Related to interest expense: Interest expense on the $200.0 million of convertible notes expected to be issued in conjunction with the AngioScore acquisition $6,000 Amortization of costs expected to be incurred to issue the above notes 327 Elimination of AngioScore's historical interest expense on debt that would be extinguished upon the acquisition (2,393) Total $3,934 Related to intangible asset amortization: Amortization of acquired definite-lived intangible assets based on their preliminary estimated fair values and 7-year estimated average useful life. $18,571 Related to contingent consideration expense Accretion in estimated fair value of contingent consideration payments to be made related to AngioScore acquisition $4,405
3) Litigation costs in AngioScore's historical financial statements represent legal costs in a patent-related matter in which AngioScore is the plaintiff.Management uses the non-GAAP financial measures as supplemental measures to analyze the underlying trends in our business, assess the performance of our core operations, establish operational goals and forecasts that are used in allocating resources and evaluate our performance period over period and in relation to our competitors' operating results. We believe presenting the non-GAAP financial measures used in this release provides investors greater transparency to the information used by our management for financial and operational decision-making and allows investors to see our results "through the eyes" of management. We also believe providing this information better enables our investors to understand our operating performance and evaluate the methodology used by management to evaluate and measure such performance. Non-GAAP financial measures have limitations as analytical tools and should not be considered in isolation or as a substitute for our financial results prepared in accordance with GAAP. Some limitations associated with using these non-GAAP financial measures are provided below:
- Management exercises judgment in determining which types of charges or other items should be excluded from the non-GAAP financial measures used.

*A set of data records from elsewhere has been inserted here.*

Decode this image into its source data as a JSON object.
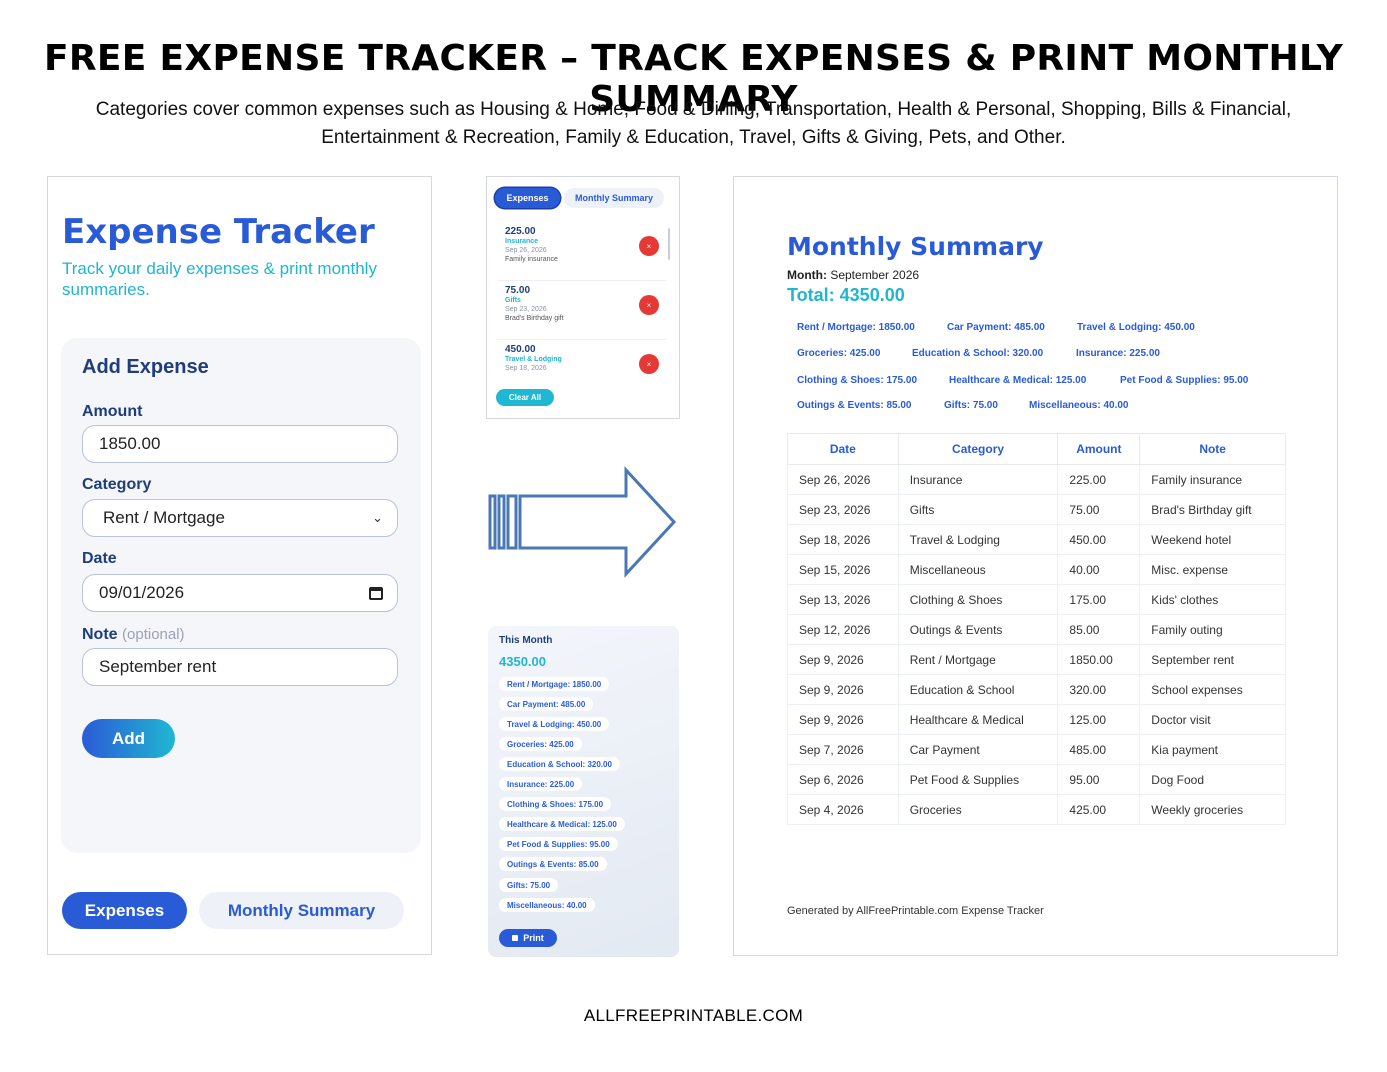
{
  "header": {
    "title": "FREE EXPENSE TRACKER – TRACK EXPENSES & PRINT MONTHLY SUMMARY",
    "subtitle": "Categories cover common expenses such as Housing & Home, Food & Dining, Transportation, Health & Personal, Shopping, Bills & Financial, Entertainment & Recreation, Family & Education, Travel, Gifts & Giving, Pets, and Other."
  },
  "app": {
    "title": "Expense Tracker",
    "tagline": "Track your daily expenses & print monthly summaries.",
    "form": {
      "title": "Add Expense",
      "amount_label": "Amount",
      "amount_value": "1850.00",
      "category_label": "Category",
      "category_value": "Rent / Mortgage",
      "date_label": "Date",
      "date_value": "09/01/2026",
      "note_label": "Note",
      "note_optional": "(optional)",
      "note_value": "September rent",
      "add_button": "Add"
    },
    "tabs": {
      "expenses": "Expenses",
      "summary": "Monthly Summary"
    }
  },
  "mini_list": {
    "tabs": {
      "expenses": "Expenses",
      "summary": "Monthly Summary"
    },
    "items": [
      {
        "amount": "225.00",
        "category": "Insurance",
        "date": "Sep 26, 2026",
        "note": "Family insurance"
      },
      {
        "amount": "75.00",
        "category": "Gifts",
        "date": "Sep 23, 2026",
        "note": "Brad's Birthday gift"
      },
      {
        "amount": "450.00",
        "category": "Travel & Lodging",
        "date": "Sep 18, 2026",
        "note": ""
      }
    ],
    "delete_glyph": "×",
    "clear_all": "Clear All"
  },
  "month_panel": {
    "title": "This Month",
    "total": "4350.00",
    "chips": [
      "Rent / Mortgage: 1850.00",
      "Car Payment: 485.00",
      "Travel & Lodging: 450.00",
      "Groceries: 425.00",
      "Education & School: 320.00",
      "Insurance: 225.00",
      "Clothing & Shoes: 175.00",
      "Healthcare & Medical: 125.00",
      "Pet Food & Supplies: 95.00",
      "Outings & Events: 85.00",
      "Gifts: 75.00",
      "Miscellaneous: 40.00"
    ],
    "print_button": "Print"
  },
  "summary": {
    "title": "Monthly Summary",
    "month_label": "Month:",
    "month_value": "September 2026",
    "total": "Total: 4350.00",
    "category_rows": [
      [
        "Rent / Mortgage: 1850.00",
        "Car Payment: 485.00",
        "Travel & Lodging: 450.00"
      ],
      [
        "Groceries: 425.00",
        "Education & School: 320.00",
        "Insurance: 225.00"
      ],
      [
        "Clothing & Shoes: 175.00",
        "Healthcare & Medical: 125.00",
        "Pet Food & Supplies: 95.00"
      ],
      [
        "Outings & Events: 85.00",
        "Gifts: 75.00",
        "Miscellaneous: 40.00"
      ]
    ],
    "columns": [
      "Date",
      "Category",
      "Amount",
      "Note"
    ],
    "rows": [
      [
        "Sep 26, 2026",
        "Insurance",
        "225.00",
        "Family insurance"
      ],
      [
        "Sep 23, 2026",
        "Gifts",
        "75.00",
        "Brad's Birthday gift"
      ],
      [
        "Sep 18, 2026",
        "Travel & Lodging",
        "450.00",
        "Weekend hotel"
      ],
      [
        "Sep 15, 2026",
        "Miscellaneous",
        "40.00",
        "Misc. expense"
      ],
      [
        "Sep 13, 2026",
        "Clothing & Shoes",
        "175.00",
        "Kids' clothes"
      ],
      [
        "Sep 12, 2026",
        "Outings & Events",
        "85.00",
        "Family outing"
      ],
      [
        "Sep 9, 2026",
        "Rent / Mortgage",
        "1850.00",
        "September rent"
      ],
      [
        "Sep 9, 2026",
        "Education & School",
        "320.00",
        "School expenses"
      ],
      [
        "Sep 9, 2026",
        "Healthcare & Medical",
        "125.00",
        "Doctor visit"
      ],
      [
        "Sep 7, 2026",
        "Car Payment",
        "485.00",
        "Kia payment"
      ],
      [
        "Sep 6, 2026",
        "Pet Food & Supplies",
        "95.00",
        "Dog Food"
      ],
      [
        "Sep 4, 2026",
        "Groceries",
        "425.00",
        "Weekly groceries"
      ]
    ],
    "footer": "Generated by AllFreePrintable.com Expense Tracker"
  },
  "site": {
    "brand": "ALLFREEPRINTABLE.COM"
  },
  "colors": {
    "primary": "#2a5bd7",
    "accent": "#1fb6cf",
    "danger": "#e53935",
    "arrow": "#4a78b5"
  }
}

- Depreciation and amortization expense, while not requiring cash settlement, are ongoing and recurring expenses and have a material impact on GAAP net income and reflect economic costs to us not reflected in Adjusted EBITDA. The intangible asset impairment, while not requiring cash settlement, reflects an economic cost to us not reflected in Adjusted EBITDA.
- Items such as the contingent consideration expense excluded from Adjusted EBITDA can have a material impact on cash flows and GAAP net income and reflect economic costs to us not reflected in Adjusted EBITDA.
- Non-GAAP financial measures are not based on any comprehensive set of accounting rules or principles and therefore other companies may calculate similarly titled non-GAAP financial measures differently than we do, limiting the usefulness of those measures for comparative purposes.